The Independent Communications Authority of SA’s (ICASA’s) postponement of a new fee structure to April this year was unlawful, and also meant it collected at least R1 billion less than it could have.
ICASA postponed the new regulations because it did not have the necessary software, but its deferral notice was unlawful, and it is now appealing to the South Gauteng High Court to sort out the problem.
If the new fee regulations had come into effect last year, as initially intended, ICASA would have added at least R1 billion to its coffers in spectrum charges. Under the new system, frequency revenue increases to about R1.4 billion, a leap from the just more than R50 million under the old rules.
Implementation was postponed as ICASA did not have software to calculate new fees, and a manual system would not have been accurate enough. It has since found out that the deferral notice was unlawful and it is now in a situation where the new structure should have come into effect, but it was charging based on 1979 rules.
Rock and a hard place
ICASA published Radio Frequency Spectrum Fees Regulations after public consultation in August 2010. The regulations, which were meant to come into effect last year, repelled the 1979 rules.
Under the new regime, some licensees will pay less for spectrum, but others – such as Telkom – will pay much more. Implementation was put off for a year through a deferral notice because ICASA’s engineering department was unable to source software in time to implement the new structure last April and a manual system would be “too inaccurate”.
However, after a letter from Vodacom, ICASA asked counsel for a legal opinion. Gilbert Marcus and Steven Budlender pointed out that deferral notice was unlawful and did not postpone implementation of the new fee structure.
Chairman Stephen Mncube’s affidavit, published on the regulator’s Web site, says the situation creates a “number of practical difficulties” for ICASA. It could not use the 1979 law to charge for spectrum, but was not in a position to calculate payment based on the 2010 regulations.
ICASA had charged operators under the old regime, and now faces the prospect of having to reverse all the payments and re-calculate fees, says Mncube. It might also have to reverse charges if operators had overpaid.

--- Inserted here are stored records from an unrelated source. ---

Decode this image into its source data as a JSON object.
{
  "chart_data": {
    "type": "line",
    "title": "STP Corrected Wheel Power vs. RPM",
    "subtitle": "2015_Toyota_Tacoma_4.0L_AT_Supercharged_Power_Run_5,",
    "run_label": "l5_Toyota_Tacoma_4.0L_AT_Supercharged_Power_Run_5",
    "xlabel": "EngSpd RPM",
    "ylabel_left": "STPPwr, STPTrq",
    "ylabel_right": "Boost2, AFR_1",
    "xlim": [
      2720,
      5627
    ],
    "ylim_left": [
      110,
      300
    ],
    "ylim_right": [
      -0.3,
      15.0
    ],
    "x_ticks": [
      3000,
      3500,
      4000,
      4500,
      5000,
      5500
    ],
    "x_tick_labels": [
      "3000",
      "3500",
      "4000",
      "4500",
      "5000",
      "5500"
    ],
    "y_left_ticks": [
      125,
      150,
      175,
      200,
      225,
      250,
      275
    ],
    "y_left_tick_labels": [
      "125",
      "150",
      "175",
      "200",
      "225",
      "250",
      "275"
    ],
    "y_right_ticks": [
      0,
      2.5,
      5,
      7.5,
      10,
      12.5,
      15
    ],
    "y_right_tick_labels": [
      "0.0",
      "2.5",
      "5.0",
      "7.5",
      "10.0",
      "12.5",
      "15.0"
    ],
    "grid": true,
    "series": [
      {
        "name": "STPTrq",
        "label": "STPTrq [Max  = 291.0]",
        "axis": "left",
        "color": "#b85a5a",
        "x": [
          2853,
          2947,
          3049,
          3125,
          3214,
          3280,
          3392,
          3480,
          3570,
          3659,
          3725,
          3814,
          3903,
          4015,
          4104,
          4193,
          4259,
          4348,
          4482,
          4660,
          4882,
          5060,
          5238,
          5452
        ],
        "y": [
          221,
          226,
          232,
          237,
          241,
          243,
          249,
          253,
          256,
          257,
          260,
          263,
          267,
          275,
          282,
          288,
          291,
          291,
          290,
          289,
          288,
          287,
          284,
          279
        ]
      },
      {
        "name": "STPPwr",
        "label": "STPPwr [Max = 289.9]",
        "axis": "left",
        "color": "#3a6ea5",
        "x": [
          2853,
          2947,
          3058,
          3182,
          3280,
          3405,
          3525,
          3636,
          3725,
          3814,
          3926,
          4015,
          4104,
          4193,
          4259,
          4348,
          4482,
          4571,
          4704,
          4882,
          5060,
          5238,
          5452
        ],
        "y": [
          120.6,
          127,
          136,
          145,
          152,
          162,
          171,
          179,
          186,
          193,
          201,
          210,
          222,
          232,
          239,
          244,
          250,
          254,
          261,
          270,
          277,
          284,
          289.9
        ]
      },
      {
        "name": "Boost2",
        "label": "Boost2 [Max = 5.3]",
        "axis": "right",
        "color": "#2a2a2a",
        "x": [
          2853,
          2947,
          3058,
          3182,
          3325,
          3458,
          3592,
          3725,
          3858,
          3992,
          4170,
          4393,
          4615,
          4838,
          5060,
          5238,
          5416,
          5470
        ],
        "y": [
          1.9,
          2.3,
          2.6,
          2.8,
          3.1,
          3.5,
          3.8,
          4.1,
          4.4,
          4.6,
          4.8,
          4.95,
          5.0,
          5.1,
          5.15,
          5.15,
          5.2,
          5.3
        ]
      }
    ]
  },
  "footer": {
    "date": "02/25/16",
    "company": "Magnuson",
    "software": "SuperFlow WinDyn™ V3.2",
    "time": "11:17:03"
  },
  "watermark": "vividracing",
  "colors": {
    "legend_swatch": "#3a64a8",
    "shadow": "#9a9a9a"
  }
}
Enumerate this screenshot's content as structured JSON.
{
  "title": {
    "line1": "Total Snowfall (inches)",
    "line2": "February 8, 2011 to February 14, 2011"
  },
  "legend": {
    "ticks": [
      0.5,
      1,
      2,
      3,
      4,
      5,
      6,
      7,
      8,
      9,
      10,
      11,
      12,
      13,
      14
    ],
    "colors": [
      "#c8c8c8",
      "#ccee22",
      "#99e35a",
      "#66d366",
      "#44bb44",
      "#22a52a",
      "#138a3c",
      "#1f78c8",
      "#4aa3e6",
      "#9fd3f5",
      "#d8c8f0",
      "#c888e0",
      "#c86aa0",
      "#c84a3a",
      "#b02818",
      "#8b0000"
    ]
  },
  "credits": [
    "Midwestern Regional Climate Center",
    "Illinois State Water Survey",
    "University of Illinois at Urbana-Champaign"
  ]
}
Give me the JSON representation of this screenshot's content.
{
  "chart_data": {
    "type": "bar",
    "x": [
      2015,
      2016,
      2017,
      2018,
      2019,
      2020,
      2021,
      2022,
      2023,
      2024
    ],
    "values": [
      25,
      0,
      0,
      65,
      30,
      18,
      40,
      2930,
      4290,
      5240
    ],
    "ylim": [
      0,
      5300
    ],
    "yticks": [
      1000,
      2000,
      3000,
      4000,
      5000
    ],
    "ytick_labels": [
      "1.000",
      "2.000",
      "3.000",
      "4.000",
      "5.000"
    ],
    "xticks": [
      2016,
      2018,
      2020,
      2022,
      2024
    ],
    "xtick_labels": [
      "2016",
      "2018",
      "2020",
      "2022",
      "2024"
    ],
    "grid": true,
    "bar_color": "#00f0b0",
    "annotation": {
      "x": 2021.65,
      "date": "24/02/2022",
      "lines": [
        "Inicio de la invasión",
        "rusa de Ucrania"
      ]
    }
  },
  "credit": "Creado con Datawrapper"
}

“This administrative task would be an enormous challenge for ICASA given the number of licensees whose fees would need to be recalculated and whose payments would need to be reconciled.”
ICASA can also not just waive the need for licensees to pay fees, writes Mncube. As a result, it now wants to make sure that payment of fees between April last year and this year is “on a lawful basis”.
The regulator is asking the South Gauteng High Court to have its unlawful action around the deferral set aside so that fees collected between April last year and this year are properly accounted for.
ICASA has cited Vodacom, the Department of Communications and all other holders of radio licences as respondents. It says it does not want any relief from these respondents, except for costs, if they seek to intervene.
The authority has issued 48 901 radio frequency licences, which have been attached to the proceedings only because they have an interest in the matter.